Actually, people have been talking about whales and other large creatures in Lake Michigan for a long time. In the summer of 1907, for instance, Traverse City was abuzz with stories about a large mammal -- witnesses thought it might be a large seal or walrus -- swimming in West Grand Traverse Bay. For years, sea serpents, whales and other leviathans were reported so regularly in Grand Traverse Bay that the locals finally were instructed to ignore them.

“It became necessary for Traverse City to go out of the sea serpent business years ago,” Jay Smith, editor of the Traverse City Record-Eagle, wrote in a 1948 column. “The bay got so full of them and people saw so many of them that summer guests started going to places where there were no monsters. They darn near ruined this community as a vacation center. So, if you hear of any reports in the Bay or see one, keep it to yourself. We don’t want to scare our visitors away.”

Things got going again in 1985 when a pair of Chicago musicians announced they were embarking on the “first annual Great Lakes Whale Watch” on the schooner Charlotte Ann and began offering tips about how to spot the lakes’ notoriously shy and secretive whales. In 2002, a website emerged offering whale-watching tours along Michigan’s southern coast.

 “As winter turns to spring and the cool waters of the lake are warmed by the sun, the freshwater sperm whales and dolphins begin their annual southbound 1,300-mile journey from Hudson Bay,” it read. “Although there are a number of locks at Sault Ste. Marie, these beautiful and intelligent creatures forge a faster route through nearby streams, and by mid-June, they have reached the breeding grounds of southern Lake Michigan that they know as their "summer home."

West Bay Orca Pod before August storm
Pod of orcas in West Bay just before the August storm

Although it was possibly intended to be tongue in cheek, some of the information was picked up in 2002 by a researcher for Michigan Studies Weekly, a newspaper distributed to Michigan teachers -- many of whom relayed it to their students. That was how the issue came to the attention of Ron Jolly at radio station WTCM in Traverse City. He got a call at the station from a student who was researching whale-watching tours in Traverse City.

In the summer of 2014, a group of local friends set up the Lake Michigan Whale Migration Station site.

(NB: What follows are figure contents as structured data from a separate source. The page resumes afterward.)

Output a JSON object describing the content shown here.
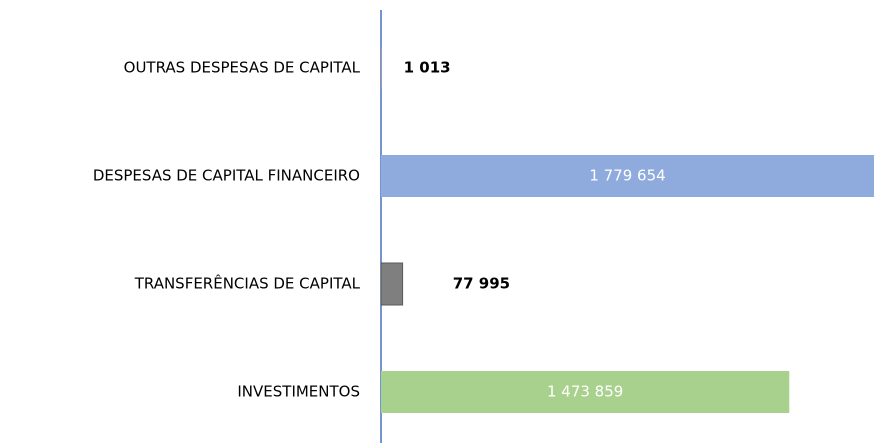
{
  "chart_data": {
    "type": "bar",
    "orientation": "horizontal",
    "categories": [
      "OUTRAS DESPESAS DE CAPITAL",
      "DESPESAS DE CAPITAL FINANCEIRO",
      "TRANSFERÊNCIAS DE CAPITAL",
      "INVESTIMENTOS"
    ],
    "values": [
      1013,
      1779654,
      77995,
      1473859
    ],
    "value_labels": [
      "1 013",
      "1 779 654",
      "77 995",
      "1 473 859"
    ],
    "colors": [
      "#ed7d31",
      "#8faadc",
      "#7f7f7f",
      "#a9d18e"
    ]
  }
}
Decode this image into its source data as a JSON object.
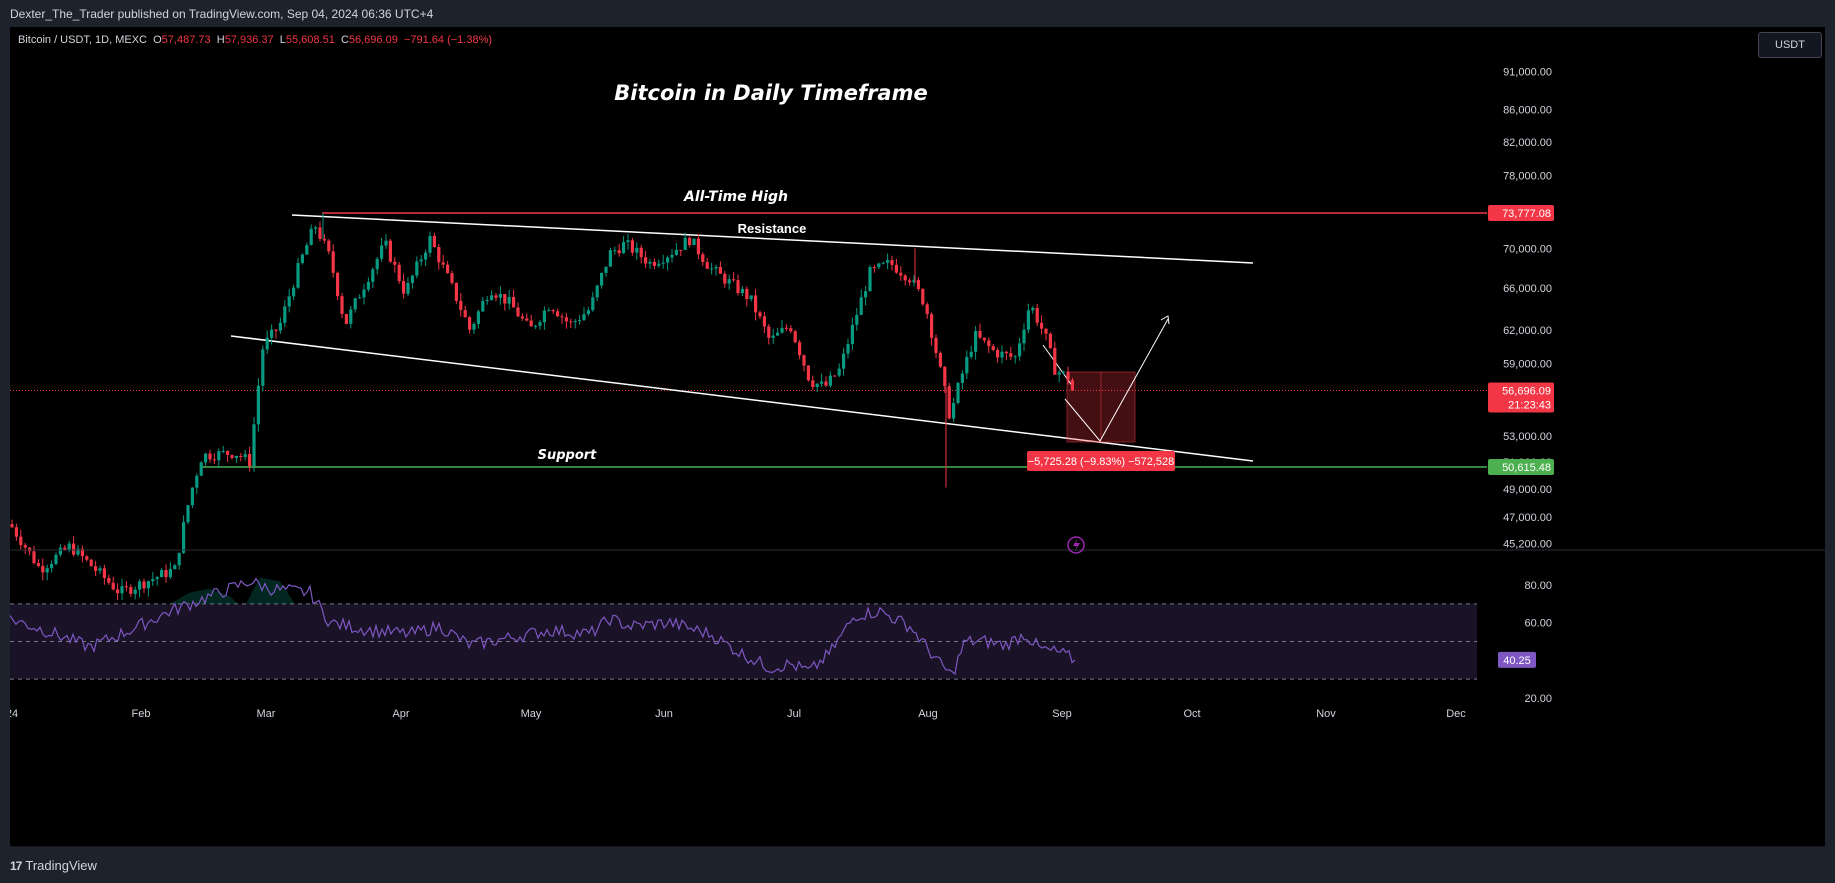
{
  "header": {
    "publish_text": "Dexter_The_Trader published on TradingView.com, Sep 04, 2024 06:36 UTC+4"
  },
  "legend": {
    "symbol": "Bitcoin / USDT, 1D, MEXC",
    "o_label": "O",
    "o_value": "57,487.73",
    "h_label": "H",
    "h_value": "57,936.37",
    "l_label": "L",
    "l_value": "55,608.51",
    "c_label": "C",
    "c_value": "56,696.09",
    "change": "−791.64 (−1.38%)"
  },
  "currency_button": "USDT",
  "footer": {
    "logo_mark": "17",
    "logo_text": "TradingView"
  },
  "colors": {
    "background": "#000000",
    "up": "#089981",
    "down": "#f23645",
    "ath_line": "#f23645",
    "support_line": "#4caf50",
    "trendlines": "#ffffff",
    "rsi_line": "#7e57c2",
    "rsi_band": "#1a1327",
    "label_red": "#f23645",
    "label_green": "#4caf50",
    "label_purple": "#7e57c2"
  },
  "chart_data": {
    "type": "candlestick",
    "title": "Bitcoin in Daily Timeframe",
    "price_axis": {
      "ticks": [
        "91,000.00",
        "86,000.00",
        "82,000.00",
        "78,000.00",
        "70,000.00",
        "66,000.00",
        "62,000.00",
        "59,000.00",
        "53,000.00",
        "51,000.00",
        "49,000.00",
        "47,000.00",
        "45,200.00"
      ],
      "scale": "log"
    },
    "time_axis": {
      "ticks": [
        "24",
        "Feb",
        "Mar",
        "Apr",
        "May",
        "Jun",
        "Jul",
        "Aug",
        "Sep",
        "Oct",
        "Nov",
        "Dec"
      ]
    },
    "annotations": {
      "ath_label": "All-Time High",
      "ath_value": 73777.08,
      "ath_tag": "73,777.08",
      "resistance_label": "Resistance",
      "support_label": "Support",
      "support_value": 50615.48,
      "support_tag": "50,615.48",
      "current_price_tag": "56,696.09",
      "countdown_tag": "21:23:43",
      "measure_tag": "−5,725.28 (−9.83%) −572,528"
    },
    "rsi": {
      "ticks": [
        "80.00",
        "60.00",
        "20.00"
      ],
      "current_tag": "40.25",
      "current_value": 40.25,
      "upper_band": 70,
      "lower_band": 30
    }
  }
}
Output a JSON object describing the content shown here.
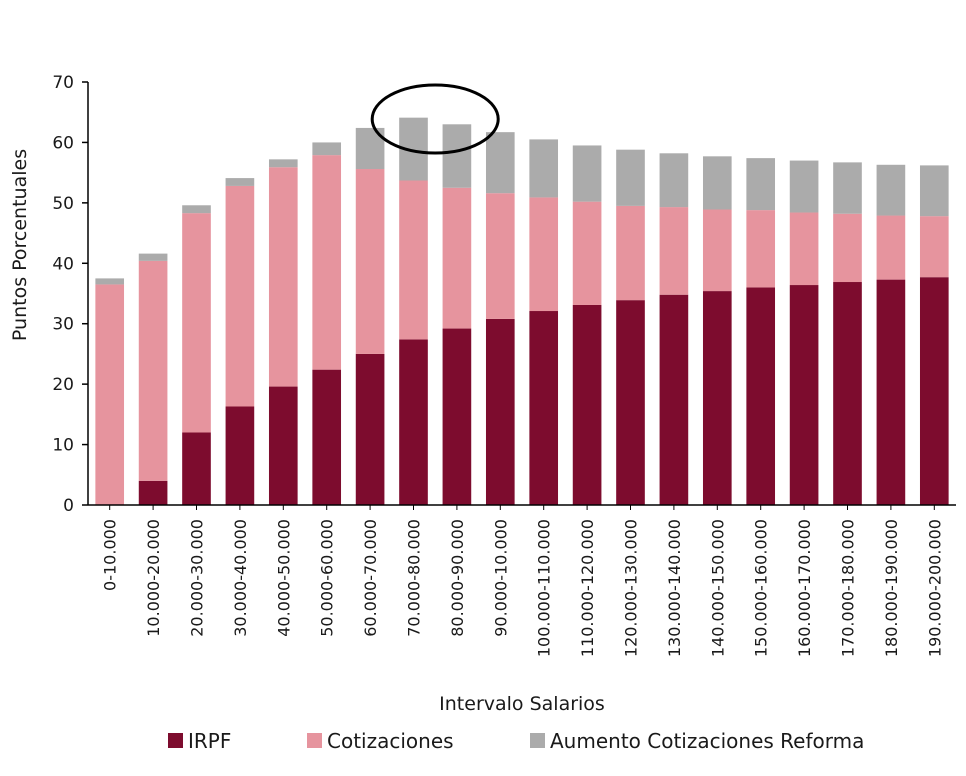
{
  "chart_data": {
    "type": "bar",
    "stacked": true,
    "title": "",
    "xlabel": "Intervalo Salarios",
    "ylabel": "Puntos Porcentuales",
    "ylim": [
      0,
      70
    ],
    "yticks": [
      0,
      10,
      20,
      30,
      40,
      50,
      60,
      70
    ],
    "categories": [
      "0-10.000",
      "10.000-20.000",
      "20.000-30.000",
      "30.000-40.000",
      "40.000-50.000",
      "50.000-60.000",
      "60.000-70.000",
      "70.000-80.000",
      "80.000-90.000",
      "90.000-10.000",
      "100.000-110.000",
      "110.000-120.000",
      "120.000-130.000",
      "130.000-140.000",
      "140.000-150.000",
      "150.000-160.000",
      "160.000-170.000",
      "170.000-180.000",
      "180.000-190.000",
      "190.000-200.000"
    ],
    "series": [
      {
        "name": "IRPF",
        "color": "#7d0c2e",
        "values": [
          0,
          4,
          12,
          16.3,
          19.6,
          22.4,
          25,
          27.4,
          29.2,
          30.8,
          32.1,
          33.1,
          33.9,
          34.8,
          35.4,
          36,
          36.4,
          36.9,
          37.3,
          37.7
        ]
      },
      {
        "name": "Cotizaciones",
        "color": "#e6949e",
        "values": [
          36.5,
          36.4,
          36.3,
          36.5,
          36.3,
          35.5,
          30.6,
          26.3,
          23.3,
          20.8,
          18.8,
          17.1,
          15.6,
          14.5,
          13.5,
          12.8,
          12,
          11.3,
          10.6,
          10.1
        ]
      },
      {
        "name": "Aumento Cotizaciones Reforma",
        "color": "#ababab",
        "values": [
          1,
          1.2,
          1.3,
          1.3,
          1.3,
          2.1,
          6.8,
          10.4,
          10.5,
          10.1,
          9.6,
          9.3,
          9.3,
          8.9,
          8.8,
          8.6,
          8.6,
          8.5,
          8.4,
          8.4
        ]
      }
    ],
    "legend_position": "bottom",
    "annotation": {
      "type": "ellipse",
      "around_categories": [
        "70.000-80.000",
        "80.000-90.000"
      ]
    }
  }
}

The Migration Station has attracted its share of equally passionate fans and detractors.

Meanwhile, volunteers at the Traverse City Visitor Center have learned to be diplomatic about the controversy, wishing to spare the feelings of both whale-believers and whale-deniers. Captains of local fishing and sightseeing boats likewise insist that they’re keeping an open mind on the subject -- except for their concern that the whales may eat too many fish.